Die Untersuchung gliedert sich in sieben Kapitel, die chronologisch aufeinanderfolgen und jeweils verschiedene Aspekte des Internationalen Netzwerkes und seiner Verzahnung mit dem Deutschen Mitgliederverband in den Blick nehmen. Einige Stichpunkte aus dem Inhalt sind zu nennen: Transnationale Netzwerkgeschichte; Netzwerke für die Wissenschaft; Konflikte und Aufbruch in Deutschland 1919 – 1933; Abschottung und Neuvernetzung im >>Dritten Reich<<. Netzwerke weiblicher Weltgemeinschaft: Fluchthilfe der IFUW.

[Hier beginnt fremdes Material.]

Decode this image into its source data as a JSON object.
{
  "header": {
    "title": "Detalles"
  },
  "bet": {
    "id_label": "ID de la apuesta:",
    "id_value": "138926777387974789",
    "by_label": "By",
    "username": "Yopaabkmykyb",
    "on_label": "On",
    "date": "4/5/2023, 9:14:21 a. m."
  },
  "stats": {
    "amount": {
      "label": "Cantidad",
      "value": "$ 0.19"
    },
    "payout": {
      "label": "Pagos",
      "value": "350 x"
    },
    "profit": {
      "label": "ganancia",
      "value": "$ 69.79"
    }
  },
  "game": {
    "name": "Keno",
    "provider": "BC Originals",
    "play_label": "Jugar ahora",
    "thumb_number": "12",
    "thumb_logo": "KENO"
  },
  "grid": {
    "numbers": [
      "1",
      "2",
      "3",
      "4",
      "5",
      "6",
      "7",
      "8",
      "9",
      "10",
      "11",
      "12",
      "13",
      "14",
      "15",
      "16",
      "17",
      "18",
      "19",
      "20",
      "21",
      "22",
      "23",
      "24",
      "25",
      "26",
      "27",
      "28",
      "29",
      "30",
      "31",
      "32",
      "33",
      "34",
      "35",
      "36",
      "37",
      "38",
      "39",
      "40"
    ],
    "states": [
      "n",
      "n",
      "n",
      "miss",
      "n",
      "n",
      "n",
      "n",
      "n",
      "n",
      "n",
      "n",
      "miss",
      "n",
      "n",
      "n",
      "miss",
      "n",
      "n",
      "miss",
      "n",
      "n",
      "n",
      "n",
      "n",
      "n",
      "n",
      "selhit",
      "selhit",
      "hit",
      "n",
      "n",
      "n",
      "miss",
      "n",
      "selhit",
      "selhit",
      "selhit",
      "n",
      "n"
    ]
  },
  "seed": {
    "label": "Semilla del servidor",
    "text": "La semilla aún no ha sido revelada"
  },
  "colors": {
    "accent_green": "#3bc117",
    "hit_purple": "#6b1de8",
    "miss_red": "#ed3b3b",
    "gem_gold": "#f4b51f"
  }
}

Der Text wird begleitet von zahlreichen Fußnoten. Der Biographische Anhang umfasst allein 81 Seiten neben dem umfangreichen Quellen- und Literaturverzeichnis, sowie dem Personenregister.
Das Buch lässt sich auch als Nachschlagewerk anhand einzelner Personen lesen. Dazu wählte ich als ehemaliges Mitglied des „Akademikerinnenbundes Hamburg“ ABH das Beispiel der Hamburger Oberschulrätin Emmy Beckmann. An diesem Beispiel erfuhr ich schon auf wenigen Seiten einschlägige Aspekte der Geschichte des Deutschen Akademikerinnenbundes zwischen 1933 und 1945.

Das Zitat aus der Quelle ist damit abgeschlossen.